In implementation terms, you build a tree with MAX nodes (your choices), MIN nodes (opponent choices), and CHANCE nodes (random outcomes). MAX backs up the maximum child value, MIN backs up the minimum, and CHANCE backs up a weighted average: E = Σ p(i) * value(child_i). The probabilities come from game rules (fair die) or a model (hit chance). This makes the tree larger: chance nodes expand branching factor and effectively add levels. It also complicates pruning: classic alpha-beta pruning doesn’t carry over cleanly because an expected value isn’t bounded the same way as min/max. You can still use depth limits, caching, and sampling to manage cost—many practical implementations sample chance outcomes when the outcome space is huge, trading exact expectation for an estimate.
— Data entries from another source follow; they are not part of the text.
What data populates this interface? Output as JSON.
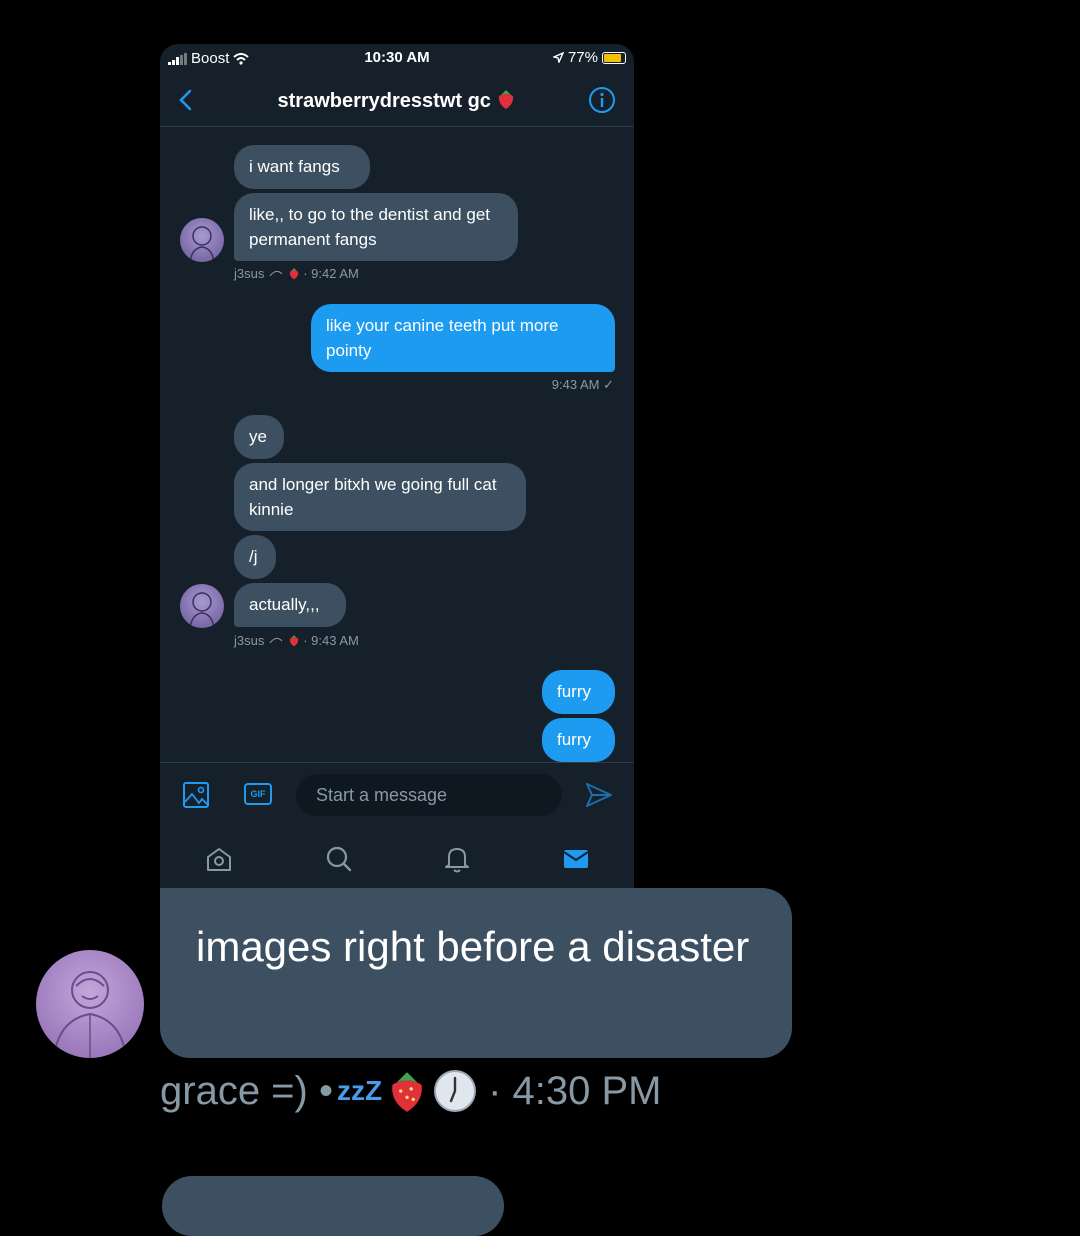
{
  "status_bar": {
    "carrier": "Boost",
    "time": "10:30 AM",
    "battery": "77%",
    "battery_level": 0.77
  },
  "conversation": {
    "title": "strawberrydresstwt gc",
    "title_emoji": "strawberry-icon"
  },
  "messages": [
    {
      "text": "i want fangs",
      "dir": "in"
    },
    {
      "text": "like,, to go to the dentist and get permanent fangs",
      "dir": "in"
    },
    {
      "meta": "j3sus",
      "time": "· 9:42 AM"
    },
    {
      "text": "like your canine teeth put more pointy",
      "dir": "out"
    },
    {
      "time": "9:43 AM ✓"
    },
    {
      "text": "ye",
      "dir": "in"
    },
    {
      "text": "and longer bitxh we going full cat kinnie",
      "dir": "in"
    },
    {
      "text": "/j",
      "dir": "in"
    },
    {
      "text": "actually,,,",
      "dir": "in"
    },
    {
      "meta": "j3sus",
      "time": "· 9:43 AM"
    },
    {
      "text": "furry",
      "dir": "out"
    },
    {
      "text": "furry",
      "dir": "out"
    }
  ],
  "composer": {
    "gif_label": "GIF",
    "placeholder": "Start a message"
  },
  "tabs": [
    "home-icon",
    "search-icon",
    "bell-icon",
    "mail-icon"
  ],
  "outer": {
    "message": "images right before a disaster",
    "author": "grace =) •",
    "status_icons": [
      "zzz-icon",
      "strawberry-icon",
      "clock-icon"
    ],
    "zzz": "zzZ",
    "time": "· 4:30 PM"
  },
  "colors": {
    "background": "#000000",
    "dm_background": "#15202b",
    "received_bubble": "#3d5061",
    "sent_bubble": "#1d9bf0",
    "meta_text": "#8899a6"
  }
}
A concrete example: imagine an attack that hits 70% of the time for 10 damage, misses 30% for 0 damage. If you use Minimax and treat “chance” like an adversary, you’ll act as if it always misses, and you’ll avoid good probabilistic moves. Expectiminimax computes 0.7 * value(hit_state) + 0.3 * value(miss_state), which yields more realistic play. This idea also transfers to uncertainty in data-driven systems: if you have uncertainty that is best modeled probabilistically rather than adversarially, you should compute expected utility rather than worst-case utility. In retrieval workflows using Milvus or Zilliz Cloud, you might treat candidate relevance as uncertain and weight outcomes by confidence signals (similarity score, metadata checks, validation passes). When the cost of being wrong is moderate and you care about average performance, expectiminimax-style expectation is often a better fit than Minimax’s worst-case stance.